Hip fractures

Classified by:

  • Anatomical location:
    • Intracapsular- increased risk avascular necrosis
    • Extracapsular
  • Radiological location (garden classification):
    • Higher stage- increase risk of AVN
    • 1: Impacted only
    • 2: Complete fracture, non-displaced
    • 3: Varus displacement femoral head
    • 4: Complete loss of continuity

Mechanism of injury

  • Often elderly patients with osteoporosis
  • Can be mild trauma, if young usually major trauma

Clinical features

  • Leg- shortened and external rotated
  • Unable to weight bear

Investigations

  • XR- AP and lateral views
  • CT or MRI if XR unclear
  • Prep for theatre- bloods including G&S and cross-match, CXR, ECG

Management

  • May be unwell and require resuscitation (A to E assessment, blood if needed)
  • Analgesia- fascia iliaca block unless contraindication (high INR, patient refusal, on anticoagulant)
  • VTE prophylaxis
  • Prompt surgical intervention < 36hrs
    • Options include dynamic hip screw (DHS), intrameduallary nail, hemiarthroplasty and total hip replacement (THR) depending on if intra or extracapsular and pre-morbid mobility and frailty
  • Post op care joint with geriatrician 
  • MDT involvement for early mobilisation and discharge planning

Post operative complications

Surgical:

  • Bleeding
  • Surgical site infection
  • Non-union
  • OA
  • AVN of femoral head in displaced (30% risk)

Medical:

  • High mortality especially in elderly- 30% at one year even after operation
  • Delirium
  • Acute kidney injury
  • Ileus/bowel obstruction
  • VTE
  • Infection most commonly chest and urine

 

XR pelvis- Left intracapsular neck of femur fracture
Figure 128: XR pelvis- Left intracapsular neck of femur fracture.

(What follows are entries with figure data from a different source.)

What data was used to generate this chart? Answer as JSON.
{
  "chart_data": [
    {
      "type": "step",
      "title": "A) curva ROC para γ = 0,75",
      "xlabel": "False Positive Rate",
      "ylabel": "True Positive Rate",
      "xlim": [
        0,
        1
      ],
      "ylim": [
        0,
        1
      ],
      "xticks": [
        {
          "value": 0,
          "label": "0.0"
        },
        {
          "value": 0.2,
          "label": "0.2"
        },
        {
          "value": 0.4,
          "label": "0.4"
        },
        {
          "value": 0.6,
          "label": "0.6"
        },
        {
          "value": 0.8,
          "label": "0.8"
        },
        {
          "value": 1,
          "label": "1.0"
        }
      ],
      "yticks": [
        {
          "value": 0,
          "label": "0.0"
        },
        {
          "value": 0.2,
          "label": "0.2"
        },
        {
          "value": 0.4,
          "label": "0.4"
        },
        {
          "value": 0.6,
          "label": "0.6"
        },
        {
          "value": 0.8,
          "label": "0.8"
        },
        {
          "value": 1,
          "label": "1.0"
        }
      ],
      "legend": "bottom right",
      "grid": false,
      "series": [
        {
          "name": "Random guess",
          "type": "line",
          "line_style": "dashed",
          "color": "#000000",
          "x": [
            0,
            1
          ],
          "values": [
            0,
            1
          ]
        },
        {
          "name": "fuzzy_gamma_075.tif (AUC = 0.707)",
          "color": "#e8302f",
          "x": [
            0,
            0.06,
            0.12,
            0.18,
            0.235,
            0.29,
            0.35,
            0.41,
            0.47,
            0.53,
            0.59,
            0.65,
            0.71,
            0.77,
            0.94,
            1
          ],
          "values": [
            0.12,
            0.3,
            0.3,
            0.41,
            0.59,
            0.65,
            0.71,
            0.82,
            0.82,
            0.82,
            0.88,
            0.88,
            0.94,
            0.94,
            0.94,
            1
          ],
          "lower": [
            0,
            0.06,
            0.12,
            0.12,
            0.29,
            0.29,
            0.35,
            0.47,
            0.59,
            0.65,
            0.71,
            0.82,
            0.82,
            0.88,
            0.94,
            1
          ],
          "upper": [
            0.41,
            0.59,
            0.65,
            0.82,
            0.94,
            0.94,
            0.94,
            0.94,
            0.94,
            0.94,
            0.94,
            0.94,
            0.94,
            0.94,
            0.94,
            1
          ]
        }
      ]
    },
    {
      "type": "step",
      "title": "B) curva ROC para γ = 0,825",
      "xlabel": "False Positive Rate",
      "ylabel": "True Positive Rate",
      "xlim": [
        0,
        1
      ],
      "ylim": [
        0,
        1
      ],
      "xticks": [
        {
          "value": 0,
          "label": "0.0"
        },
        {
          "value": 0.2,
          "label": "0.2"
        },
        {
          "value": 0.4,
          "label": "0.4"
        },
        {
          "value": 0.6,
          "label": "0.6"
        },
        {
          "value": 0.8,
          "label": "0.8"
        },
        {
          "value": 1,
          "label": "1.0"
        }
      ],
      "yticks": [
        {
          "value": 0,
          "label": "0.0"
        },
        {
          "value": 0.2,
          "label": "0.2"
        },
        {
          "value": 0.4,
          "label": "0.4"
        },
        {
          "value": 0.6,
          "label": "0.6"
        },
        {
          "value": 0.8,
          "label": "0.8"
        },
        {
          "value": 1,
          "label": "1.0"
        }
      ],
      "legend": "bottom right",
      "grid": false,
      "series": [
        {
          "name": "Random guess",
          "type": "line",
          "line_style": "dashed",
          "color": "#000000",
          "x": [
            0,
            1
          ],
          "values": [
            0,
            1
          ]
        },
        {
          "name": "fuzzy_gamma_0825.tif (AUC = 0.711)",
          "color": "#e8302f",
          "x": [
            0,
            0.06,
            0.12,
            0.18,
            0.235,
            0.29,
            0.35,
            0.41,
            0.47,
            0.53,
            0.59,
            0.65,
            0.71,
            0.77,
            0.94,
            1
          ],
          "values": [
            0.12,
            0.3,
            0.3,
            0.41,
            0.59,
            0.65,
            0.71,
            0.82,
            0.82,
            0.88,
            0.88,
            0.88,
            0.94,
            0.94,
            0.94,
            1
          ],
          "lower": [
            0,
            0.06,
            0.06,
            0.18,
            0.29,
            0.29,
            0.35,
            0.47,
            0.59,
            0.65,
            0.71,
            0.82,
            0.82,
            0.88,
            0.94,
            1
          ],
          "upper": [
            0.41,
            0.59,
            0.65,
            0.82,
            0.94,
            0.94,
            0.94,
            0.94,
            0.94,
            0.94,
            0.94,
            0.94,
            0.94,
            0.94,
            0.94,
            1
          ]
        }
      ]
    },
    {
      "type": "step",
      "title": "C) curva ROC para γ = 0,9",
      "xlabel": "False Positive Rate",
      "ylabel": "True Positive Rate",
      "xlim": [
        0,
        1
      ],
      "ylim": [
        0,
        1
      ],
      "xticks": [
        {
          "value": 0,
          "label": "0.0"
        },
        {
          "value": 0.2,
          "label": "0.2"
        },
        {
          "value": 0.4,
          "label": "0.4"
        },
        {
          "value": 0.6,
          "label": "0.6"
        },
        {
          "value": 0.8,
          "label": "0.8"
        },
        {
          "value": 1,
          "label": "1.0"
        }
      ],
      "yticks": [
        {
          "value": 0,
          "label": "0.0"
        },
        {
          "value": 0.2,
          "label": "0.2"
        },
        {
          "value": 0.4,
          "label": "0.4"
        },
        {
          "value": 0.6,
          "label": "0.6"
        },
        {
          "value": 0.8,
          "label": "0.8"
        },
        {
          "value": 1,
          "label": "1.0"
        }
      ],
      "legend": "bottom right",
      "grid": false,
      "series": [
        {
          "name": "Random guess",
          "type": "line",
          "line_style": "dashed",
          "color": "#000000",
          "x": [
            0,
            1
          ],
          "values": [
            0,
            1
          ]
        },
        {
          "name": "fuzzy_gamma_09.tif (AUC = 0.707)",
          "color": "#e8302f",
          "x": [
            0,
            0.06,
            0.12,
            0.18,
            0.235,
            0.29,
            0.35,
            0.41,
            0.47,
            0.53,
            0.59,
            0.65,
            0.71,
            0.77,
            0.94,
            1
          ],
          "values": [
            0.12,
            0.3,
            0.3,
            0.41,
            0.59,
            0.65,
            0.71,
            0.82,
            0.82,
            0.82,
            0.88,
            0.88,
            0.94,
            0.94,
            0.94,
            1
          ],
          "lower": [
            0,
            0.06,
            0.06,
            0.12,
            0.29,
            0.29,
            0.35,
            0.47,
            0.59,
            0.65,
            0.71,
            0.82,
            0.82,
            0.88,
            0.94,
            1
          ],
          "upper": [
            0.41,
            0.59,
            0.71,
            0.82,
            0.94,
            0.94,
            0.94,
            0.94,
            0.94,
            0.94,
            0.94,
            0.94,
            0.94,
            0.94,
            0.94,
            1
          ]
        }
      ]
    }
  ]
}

Hellerhoff, Laterale Schenkelhalsfraktur links 44W - CR ap - 001, CC BY-SA 4.0

Hip dislocation

Mechanism of injury

  • Young- direct trauma i.e. road traffic accident or fall from height
  • Elderly/frail- low trauma twisting/fall

Exam findings depend on type:

  • Posterior= 90%
    • Shortened, adducted and internally rotated limb
  • Anterior
    • Abducted and externally rotated
    • No shortening
  • Central
    • Rare

Management

  • Resuscitate (A to E)
  • Analgesia
  • Reduction under anaesthetic 
    • Within < 4 hrs to reduce AVN risk
  • Intensive physiotherapy after
    • Around 3 months for hip to heal post dislocation

Complications

  • Nerve injury- femoral/sciatic
  • AVN
  • Osteoarthritis
  • Recurrent dislocation

 

Femur fractures

Mechanism of injury

  • High velocity injury

Examination findings

  • Shortening, external rotation and abduction of limb
  • May be obvious deformity
  • Secondary survey- assess for other injuries- often associated with multisystem trauma

Investigation

  • XR
  • Trauma CT if high velocity injury

Management

  • A to E and resuscitate
  • Thomas splint whilst awaiting surgery
  • Analgesia including femoral nerve block
  • Definitive surgical  management (commonly ORIF)

 

Knee fractures

Patella fracture

Mechanism of injury

  • Direct trauma or sudden knee flexion

Examination findings

  • Tender, swollen knee
  • Difficulty extending knee

Management

  • Analgesia
  • If displaced- surgical management
  • Immobilise hinged knee brace following surgery or sole treatment if surgery not indicated

Tibial plateau fracture

Mechanism of action

  • Pedestrian vs car
  • Fall onto extended leg

Clinical features

  • Pain, swelling, bruising 

Investigations

  • CT to confirm fracture and for surgical planning

Management

  • Elevate
  • Immobilise in backslab cast 
  • If requires surgical management: ORIF

The Ottawa Knee Rules

The Ottawa knee rules can be used to clinically exclude a fracture and determine whether an X-ray of the knee is required. The rules dictate that knee X-ray is only required after a knee injury if there is one of the following findings:

  • Age 55 years or older
  • Isolated tenderness of the patella (no bone tenderness of the knee other than the patella)
  • Tenderness of the head of the fibula
  • Inability to flex the knee to 90°
  • Inability to weight bear both immediately and during the consultation for four steps (or the inability to transfer weight twice onto each lower limb regardless of limping)
  • Also, offer an X-ray of the knee if there is suspicion of a haemarthroses (i.e. large effusion within 2 hours of the injury).